For instance, in my family, we ALWAYS referred to and addressed aunts and uncles as "Aunt so-and-so" and "Uncle so-and-so" etc. Grandmas were addressed as "Grandma" and referred to as "Grandma [insert last name here]." We have only one 'grandmother' that we do not call by that name and she is my grandpa's third wife, not blood relation, she married him when we were older so we already knew her by her first name. Now, we do refer to her as "Grandma" when it comes to my little guy because as far as he is concerned, she is his grandmother. And we have one 'uncle' that we just call by his first name because... well, I'm not sure why, my cousins call him "Uncle." He's adopted and is not very much older than me, so maybe that's why.
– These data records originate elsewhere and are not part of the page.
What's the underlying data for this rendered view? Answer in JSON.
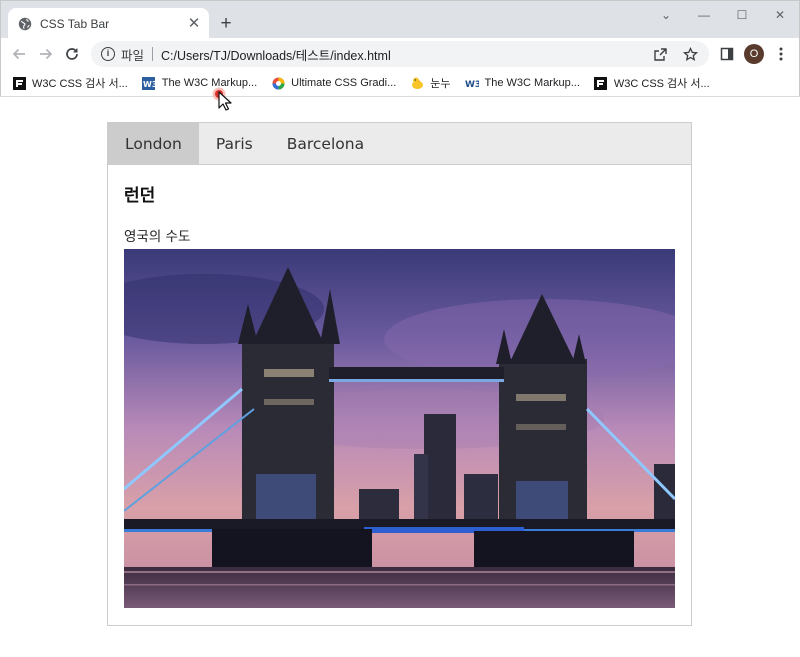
{
  "browser": {
    "tab_title": "CSS Tab Bar",
    "tab_close": "✕",
    "new_tab": "+",
    "window_controls": {
      "collapse": "⌄",
      "minimize": "—",
      "maximize": "☐",
      "close": "✕"
    },
    "omnibox": {
      "info_icon": "i",
      "scheme_label": "파일",
      "url": "C:/Users/TJ/Downloads/테스트/index.html"
    },
    "profile_initial": "O",
    "bookmarks": [
      {
        "icon": "w3c-css-icon",
        "label": "W3C CSS 검사 서..."
      },
      {
        "icon": "w3c-markup-icon",
        "label": "The W3C Markup..."
      },
      {
        "icon": "gradient-icon",
        "label": "Ultimate CSS Gradi..."
      },
      {
        "icon": "duck-icon",
        "label": "눈누"
      },
      {
        "icon": "w3-icon",
        "label": "The W3C Markup..."
      },
      {
        "icon": "w3c-css-icon",
        "label": "W3C CSS 검사 서..."
      }
    ]
  },
  "page": {
    "tabs": [
      {
        "label": "London",
        "active": true
      },
      {
        "label": "Paris",
        "active": false
      },
      {
        "label": "Barcelona",
        "active": false
      }
    ],
    "content": {
      "title": "런던",
      "description": "영국의 수도",
      "image_subject": "tower-bridge-photo"
    }
  }
}
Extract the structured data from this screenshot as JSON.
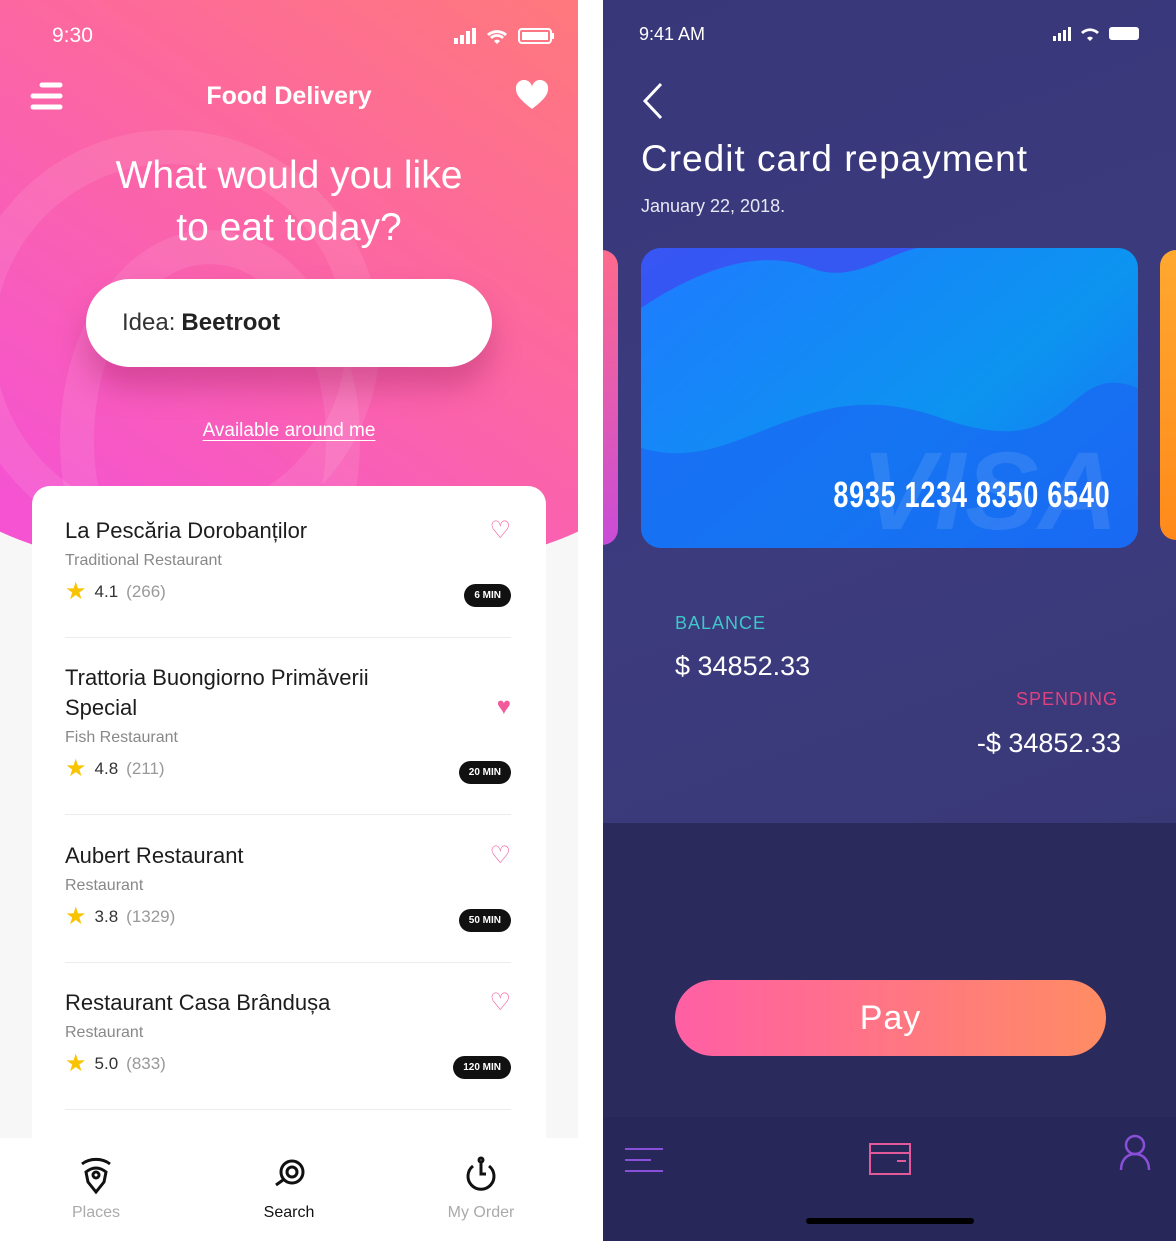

Now, on my husband's side, he and his siblings refer to his aunts and uncles by only their first names, I am the one that call them "Aunt" and "Uncle." I think sometimes their youngest sibling refers to them with the titles though.
But he was... er, shocked almost that we refer to our great-grandmothers as "Grandma" as well. He said, "she is not your 'grandma' she is your 'great-grandma'!" In his family that's how they referred to their great-grandmothers.

I love genealogy. :-)
I have a couple of genealogy websites, even. I haven't had as much time for that kind of stuff since I had the kid though.
Have you done research on your families?

Desmond Goh said...

Hi Letti, I am sort of come in late on this one. I was in one government dept once and this lady at the counter looked elderly with her head scuff. I called her "Kak", and she thought I was rude and should call her "cik" instead. She gave me the run around afterwards. I think calling a person by their first name is better. But grand parents and parents must retain their title of Grandpas grandmas and mom and Dad.